Namanya Endah. Ia duduk sendiri di sudut kafe yang tak pernah ramai. Menghadap jendela yang memantulkan lebih banyak kenangan daripada cahaya. Tak ada yang tahu terlalu banyak tentangnya. Selain, bahwa ia selalu memesan kopi yang sama. Hitam, tanpa gula. Seperti malam yang ia peluk tiap kali pulang.
Sore itu, seorang pria, duduk tak jauh darinya. Ia membawa novel yang sama dengan yang pernah dibaca Endah di bangku kuliah, Manusia dan Peristiwa. Mereka bertukar pandang. Lalu diam. Seperti dua batu di dasar sungai. Saling tahu keberadaan masing-masing. Namun, terlalu berat untuk bergerak.
"Kenapa kau selalu sendiri?" tanya pria itu akhirnya.

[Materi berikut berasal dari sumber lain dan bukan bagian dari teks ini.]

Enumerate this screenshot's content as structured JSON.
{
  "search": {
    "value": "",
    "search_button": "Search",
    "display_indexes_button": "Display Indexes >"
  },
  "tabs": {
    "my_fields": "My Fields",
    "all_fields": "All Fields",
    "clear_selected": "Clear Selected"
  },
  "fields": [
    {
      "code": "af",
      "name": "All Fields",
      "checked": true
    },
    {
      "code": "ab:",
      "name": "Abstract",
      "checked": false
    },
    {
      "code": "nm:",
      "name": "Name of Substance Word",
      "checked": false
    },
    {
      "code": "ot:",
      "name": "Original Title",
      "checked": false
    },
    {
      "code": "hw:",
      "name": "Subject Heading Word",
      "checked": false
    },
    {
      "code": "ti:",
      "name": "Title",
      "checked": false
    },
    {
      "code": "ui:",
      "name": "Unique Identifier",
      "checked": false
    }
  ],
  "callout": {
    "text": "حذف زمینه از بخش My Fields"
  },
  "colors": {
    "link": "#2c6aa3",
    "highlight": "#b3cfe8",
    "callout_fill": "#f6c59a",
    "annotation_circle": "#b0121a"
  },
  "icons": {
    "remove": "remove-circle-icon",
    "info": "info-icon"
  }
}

Endah menatapnya, bukan dengan mata, tapi dengan beban derita yang ia pikul. "Karena ramai tak selalu berarti ditemani."
Ia mengaduk kopi hitamnya yang sudah lama dingin. Seolah masih berharap sesuatu bisa larut di dalamnya.
Pria itu tertawa kecil. "Kau seperti baris puisi yang terlalu gelap untuk dibacakan keras-keras."

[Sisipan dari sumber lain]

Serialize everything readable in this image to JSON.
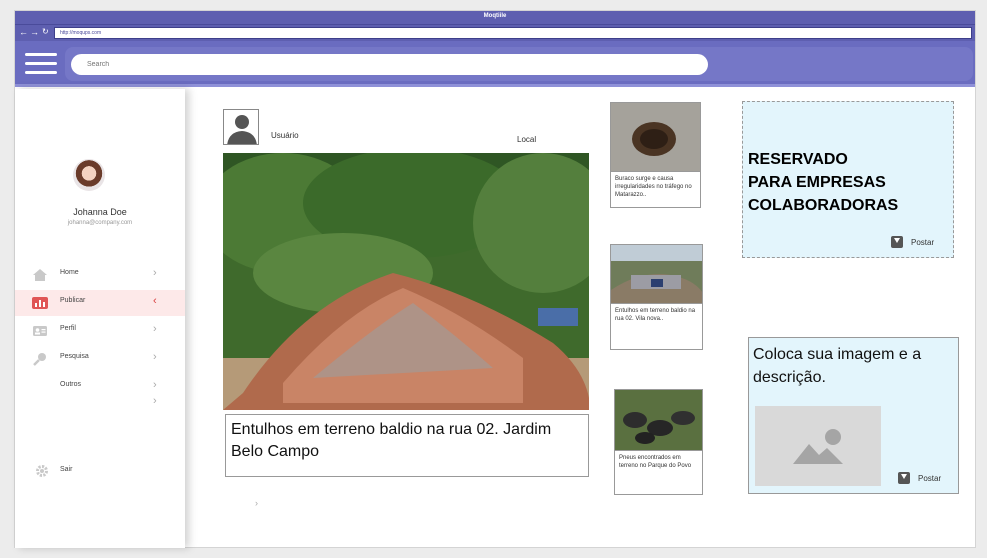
{
  "window": {
    "title": "Moqtiile",
    "url": "http://moqups.com"
  },
  "header": {
    "search_placeholder": "Search"
  },
  "profile": {
    "name": "Johanna Doe",
    "email": "johanna@company.com"
  },
  "sidebar": {
    "items": [
      {
        "label": "Home",
        "icon": "home-icon"
      },
      {
        "label": "Publicar",
        "icon": "chart-icon",
        "active": true
      },
      {
        "label": "Perfil",
        "icon": "id-card-icon"
      },
      {
        "label": "Pesquisa",
        "icon": "search-icon"
      },
      {
        "label": "Outros",
        "icon": "none"
      }
    ],
    "logout": "Sair"
  },
  "post": {
    "user": "Usuário",
    "location": "Local",
    "caption": "Entulhos  em terreno baldio na rua  02. Jardim Belo Campo"
  },
  "news": [
    {
      "text": "Buraco surge e causa irregularidades no tráfego no Matarazzo.."
    },
    {
      "text": "Entulhos  em terreno baldio na rua  02. Vila nova.."
    },
    {
      "text": "Pneus encontrados em terreno no Parque do Povo"
    }
  ],
  "reserved": {
    "text": "RESERVADO\nPARA EMPRESAS\nCOLABORADORAS",
    "button": "Postar"
  },
  "upload": {
    "text": "Coloca sua imagem e a descrição.",
    "button": "Postar"
  },
  "colors": {
    "header": "#6a6cc0",
    "accent": "#d94040",
    "panel": "#e3f5fc"
  }
}
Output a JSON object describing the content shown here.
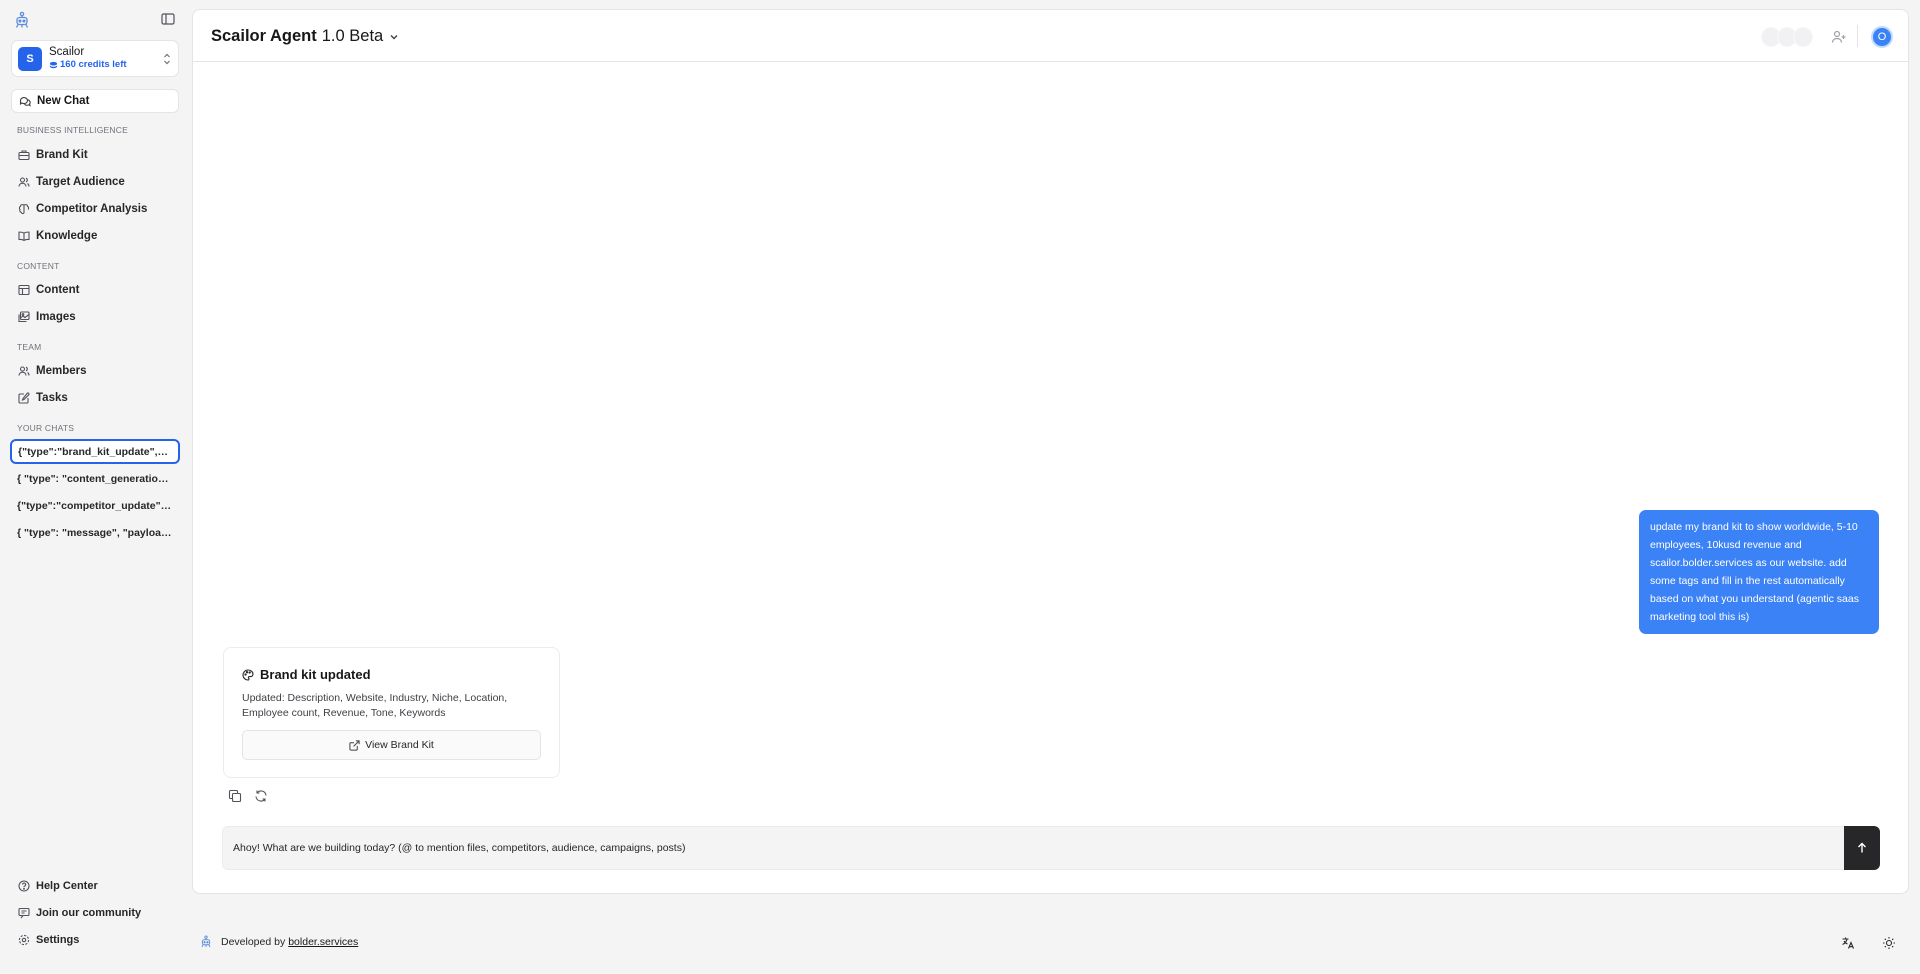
{
  "sidebar": {
    "workspace": {
      "initial": "S",
      "name": "Scailor",
      "credits": "160 credits left"
    },
    "new_chat": "New Chat",
    "sections": {
      "business": "BUSINESS INTELLIGENCE",
      "content": "CONTENT",
      "team": "TEAM",
      "chats": "YOUR CHATS"
    },
    "business_items": [
      "Brand Kit",
      "Target Audience",
      "Competitor Analysis",
      "Knowledge"
    ],
    "content_items": [
      "Content",
      "Images"
    ],
    "team_items": [
      "Members",
      "Tasks"
    ],
    "chats": [
      "{\"type\":\"brand_kit_update\",\"payload\":{",
      "{ \"type\": \"content_generation\", \"payload\": {",
      "{\"type\":\"competitor_update\",\"payload\":{",
      "{ \"type\": \"message\", \"payload\": { \"text\""
    ],
    "footer_items": [
      "Help Center",
      "Join our community",
      "Settings"
    ]
  },
  "header": {
    "title": "Scailor Agent",
    "version": "1.0 Beta",
    "user_initial": "O"
  },
  "conversation": {
    "user_message": "update my brand kit to show worldwide, 5-10 employees, 10kusd revenue and scailor.bolder.services as our website. add some tags and fill in the rest automatically based on what you understand (agentic saas marketing tool this is)",
    "card": {
      "title": "Brand kit updated",
      "description": "Updated: Description, Website, Industry, Niche, Location, Employee count, Revenue, Tone, Keywords",
      "button": "View Brand Kit"
    }
  },
  "composer": {
    "placeholder": "Ahoy! What are we building today? (@ to mention files, competitors, audience, campaigns, posts)",
    "value": ""
  },
  "footer": {
    "developed_by": "Developed by",
    "link": "bolder.services"
  },
  "colors": {
    "accent": "#2563eb",
    "bubble": "#3b82f6",
    "send": "#27272a"
  }
}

"Dan kau seperti orang yang ingin memahami dan langsung menyimpulkan tanpa membaca seluruh isi buku."
Hening lagi.
"Aku hanya ingin tahu," katanya, lebih pelan. "Apa yang membuat seseorang memilih diam di tengah dunia yang tak pernah berhenti bicara?"

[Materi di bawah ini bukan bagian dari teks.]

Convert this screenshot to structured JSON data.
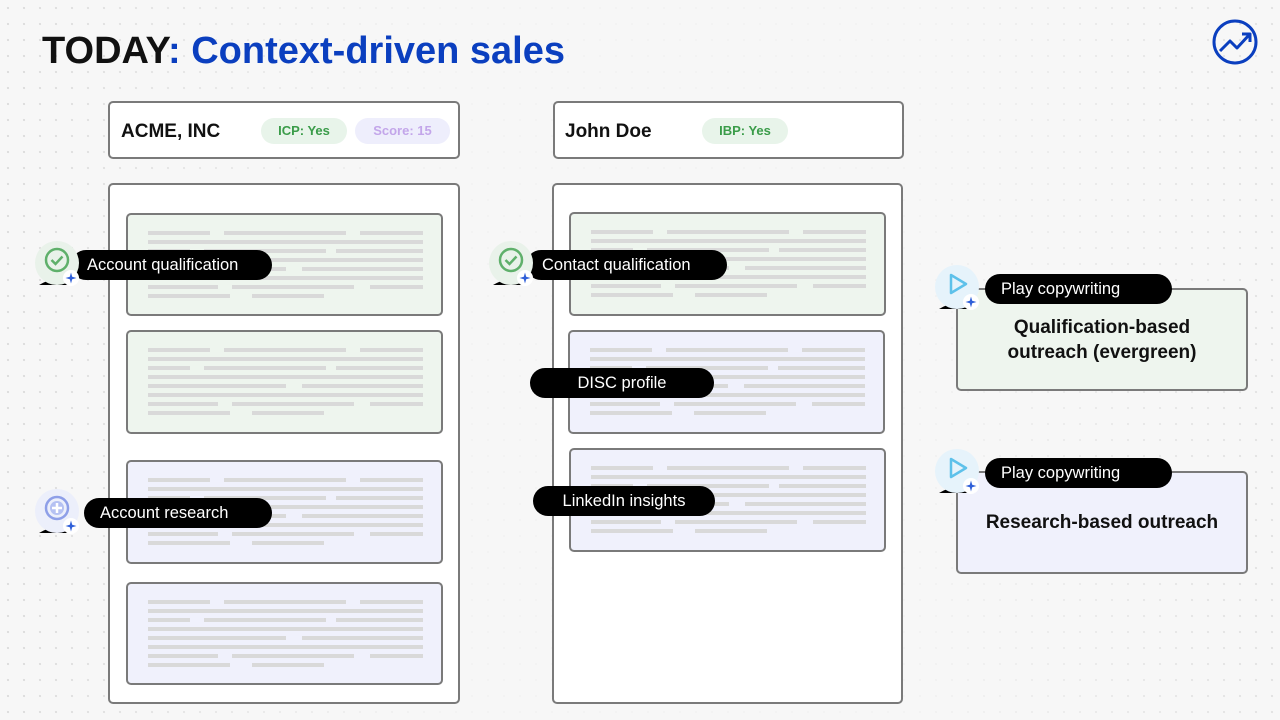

Endah menoleh ke arah cermin jendela. Di sana, ia melihat bayangan dirinya di masa lalu. Tersenyum utuh. Percaya bahwa semua luka akan sembuh seperti demam yang mereda setelah tidur yang panjang. Namun hidup tak seperti suhu tubuh. Terkadang ada luka yang sembuh, agar bisa sakit lagi saat disentuh.